Logarithm rules are essential tools for manipulating logarithmic expressions. These rules allow you to break down complex logarithmic problems into simpler parts. Some of the most important rules are:

• Product Rule: \( \log_b(m \times n) = \log_b(m) + \log_b(n) \)
• Quotient Rule: \( \log_b\left(\frac{m}{n}\right) = \log_b(m) - \log_b(n) \)
• Power Rule: \( \log_b(m^n) = n \times \log_b(m) \)

In our exercise, you can see how these rules are applied. We used the Quotient Rule to separate the numerator and the denominator, which led to two simpler logarithms. Then, with the Power Rule, we simplified the expression with an exponent to further simplify the problem. By recognizing and applying these rules, you can tackle logarithmic expressions with more confidence.

Exponential expressions are often encountered in mathematical problems and relate to terms with a base raised to a power. These can initially seem difficult, but understanding how they work simplifies their manipulation, especially when dealing with logarithms.For example, \( e^3 \) is an exponential expression, where \( e \) is the base and \( 3 \) is the exponent. A square root, like \( \sqrt{e^3} \), can also be expressed exponentially. It becomes \( (e^3)^{1/2} \), which further simplifies to \( e^{3/2} \). Recognizing these forms makes it easier to apply logarithm rules, as we've done in the exercise.
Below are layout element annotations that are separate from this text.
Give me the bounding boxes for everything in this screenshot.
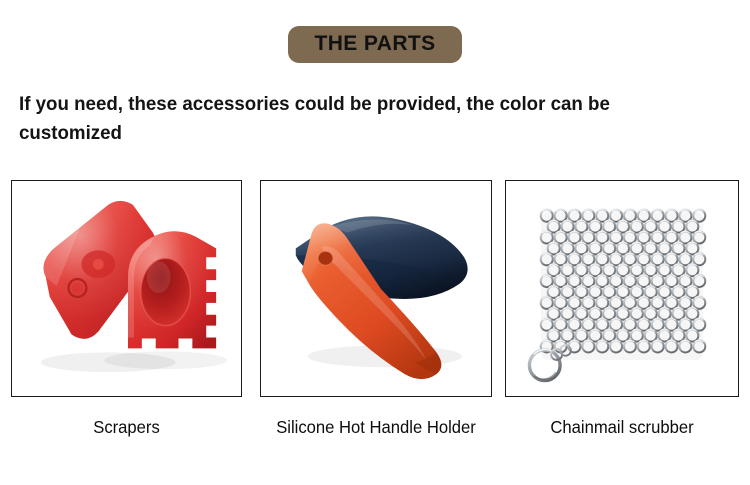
- product-caption-row: Scrapers Silicone Hot Handle Holder Chai…: [0, 414, 750, 444]
- caption-scrapers: Scrapers: [17, 414, 236, 440]
- notched-scraper: [128, 231, 216, 348]
- product-image-scrapers: [17, 186, 236, 391]
- section-title-text: THE PARTS: [314, 33, 435, 55]
- product-card-scrapers[interactable]: [11, 180, 242, 397]
- product-card-row: [0, 180, 750, 398]
- chainmail-illustration: [511, 186, 733, 391]
- subtitle-text: If you need, these accessories could be …: [19, 90, 703, 148]
- header-badge-row: THE PARTS: [0, 26, 750, 63]
- product-card-chainmail-scrubber[interactable]: [505, 180, 739, 397]
- silicone-holder-illustration: [266, 186, 486, 391]
- scraper-shadow-2: [104, 351, 227, 369]
- caption-chainmail-scrubber: Chainmail scrubber: [511, 414, 733, 440]
- caption-silicone-hot-handle-holder: Silicone Hot Handle Holder: [245, 414, 507, 440]
- section-title-badge: THE PARTS: [288, 26, 461, 63]
- product-card-silicone-hot-handle-holder[interactable]: [260, 180, 492, 397]
- product-image-silicone-hot-handle-holder: [266, 186, 486, 391]
- parts-accessories-banner: THE PARTS If you need, these accessories…: [0, 0, 750, 485]
- scrapers-illustration: [17, 186, 236, 391]
- product-image-chainmail-scrubber: [511, 186, 733, 391]
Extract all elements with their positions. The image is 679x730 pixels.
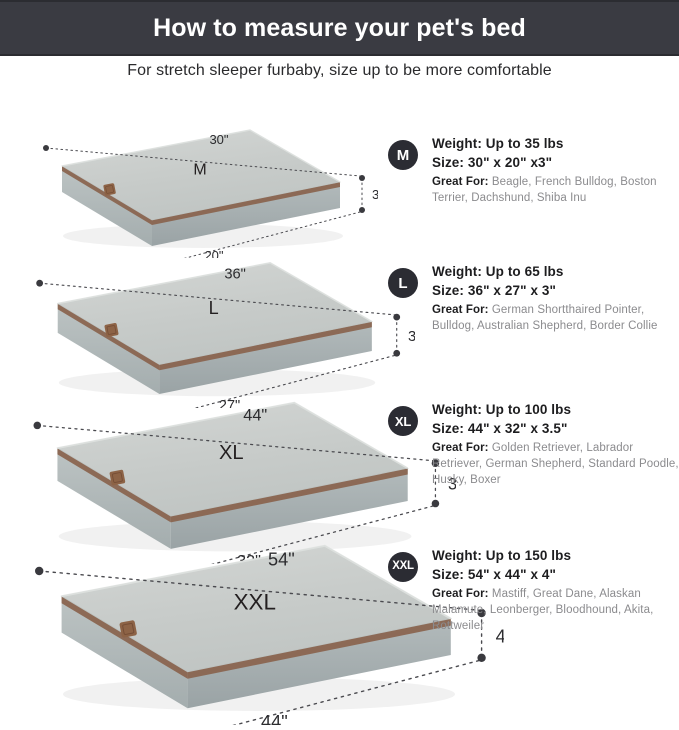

Keep in mind that converting roots to exponents is a handy trick for simplifying expressions when dealing with logarithms.

Logarithm simplification involves reducing complex logarithmic expressions into more manageable forms. This process is crucial for solving equations and simplifying mathematical problems.In the given solution, after applying the logarithm rules, the expression \( \ln(e^{3/2}) \) was simplified using the Power Rule. Knowing that \( \ln(e) = 1 \), this expression transformed into \( \frac{3}{2} \), removing the exponential element from the logarithm.Finally, combining this simplified expression with \( \ln(6) \) gives the final simplified form: \( \ln(6) - \frac{3}{2} \). The art of simplification lies in recognizing how to apply rules effectively to reach a simpler solution. Understanding this process can significantly ease your calculations and improve problem-solving skills when working with logarithmic expressions.